Степа глядел на нее пристально. Он проснулся и сидел возле, опустив руки и полуоткрыв рот. Не было сомнения, что он тоже думал о Емеле и терзался. Боже мой, как они могли позабыть о том, что их когда-то было трое!
- Что это за место? Где же его искать? Куда он мог деться? – проговорил он торжественно и горестно, будто участвовал в домашнем спектакле по одной из Шекспировских пьес.
- Степка, ну что ты, право, раскис, – сказала она нарочито бодро. – Мы его обязательно отыщем. Он где-нибудь здесь ходит. Ведь там, ну, в коконе этом… там его, кажется, не было…
- Пойдем, – братец вскочил, встряхнулся. – Вот опять вода журчит! Нам туда.
- Да, пойдем поскорее к воде, – согласилась Лялька. – А то пить хочется, сил нет… И есть… Сейчас бы хлеба кусочек…
Степка молча застегивал куртку.
- Эй, ты что, не слышишь? Я мечтаю о куске хлеба!
- Я не голоден почему-то, – ответил братец, прикусывая губу, хмуро взглядывая на нее. Этот разбойничий взгляд она знала с незапамятных времен.
- Ты набедокурил, я вижу. Признавайся, в чем дело, ну?
- Я… Я не знаю, – он покаянно шмыгнул носом. – Когда мы засыпали, я будто себя потерял от усталости… И съел его зачем-то.
- Кого? Здесь и съесть-то нечего, оболтус! Тебе приснилось.

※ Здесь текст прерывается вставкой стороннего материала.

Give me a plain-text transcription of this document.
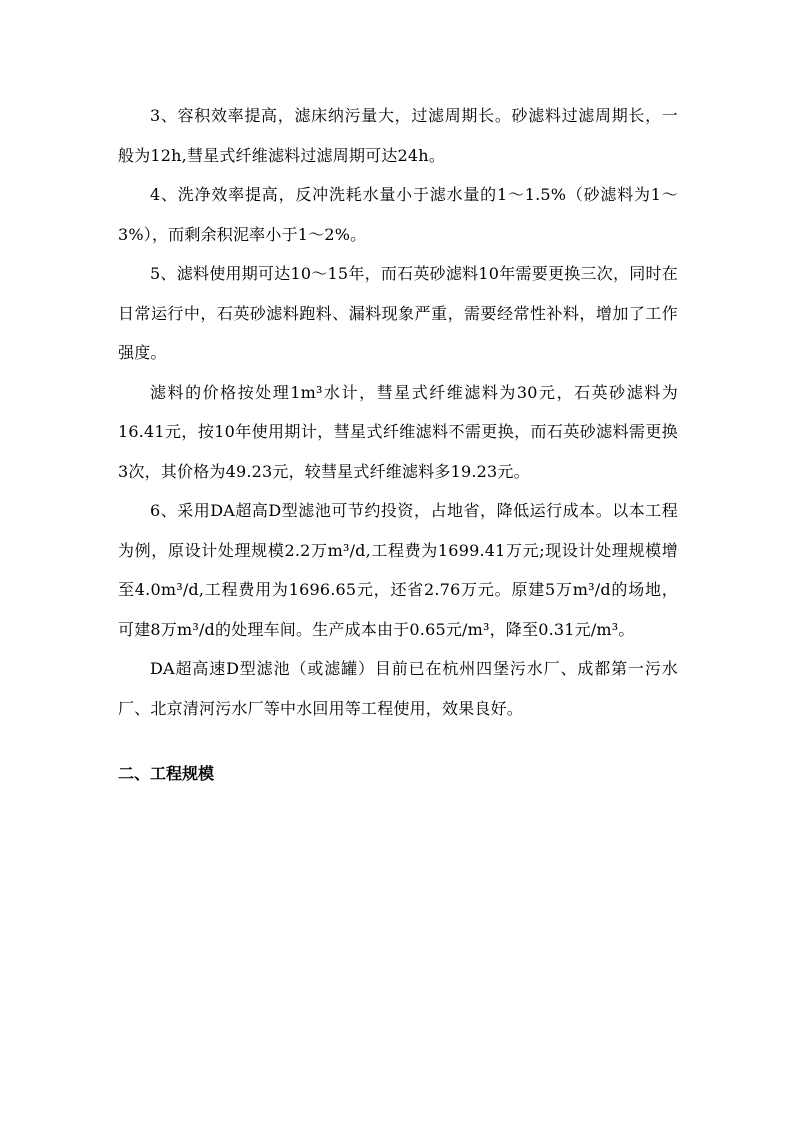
3、容积效率提高，滤床纳污量大，过滤周期长。砂滤料过滤周期长，一般为12h,彗星式纤维滤料过滤周期可达24h。

4、洗净效率提高，反冲洗耗水量小于滤水量的1～1.5%（砂滤料为1～3%），而剩余积泥率小于1～2%。

5、滤料使用期可达10～15年，而石英砂滤料10年需要更换三次，同时在日常运行中，石英砂滤料跑料、漏料现象严重，需要经常性补料，增加了工作强度。

滤料的价格按处理1m³水计，彗星式纤维滤料为30元，石英砂滤料为16.41元，按10年使用期计，彗星式纤维滤料不需更换，而石英砂滤料需更换3次，其价格为49.23元，较彗星式纤维滤料多19.23元。

6、采用DA超高D型滤池可节约投资，占地省，降低运行成本。以本工程为例，原设计处理规模2.2万m³/d,工程费为1699.41万元;现设计处理规模增至4.0m³/d,工程费用为1696.65元，还省2.76万元。原建5万m³/d的场地，可建8万m³/d的处理车间。生产成本由于0.65元/m³，降至0.31元/m³。

DA超高速D型滤池（或滤罐）目前已在杭州四堡污水厂、成都第一污水厂、北京清河污水厂等中水回用等工程使用，效果良好。

二、工程规模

- А помнишь, зернышко упало со зверя, а я подобрал…
- И ты его – съел? – Лялька всплеснула руками, слов у нее не было. – Да ты… Ты… Ты еще в детстве тянул в рот что ни попадя! Мама, бывало…
- Я его проглотил, – быстро сказал он, перебивая. – Я не знаю, зачем я это сделал, честно.
Но Емелю надо было разыскивать, и звучание воды звало, так что пришлось забыть о гранатовом зернышке и о глупой Степкиной выходке, подхватить мешок с Одигитрией и брести вперед.
И двинулись они в путь через белые камни, сквозь изнутри снеговым светом горящие скалы, в которых бились-разматывались нити, указывающие, куда идти. Звали Емелю, глядели по сторонам, утешали друг друга, но вдруг и эха не стало: не было никакого ответа, ни зова, ни звука, только мерное, нездешнее водяное дыхание.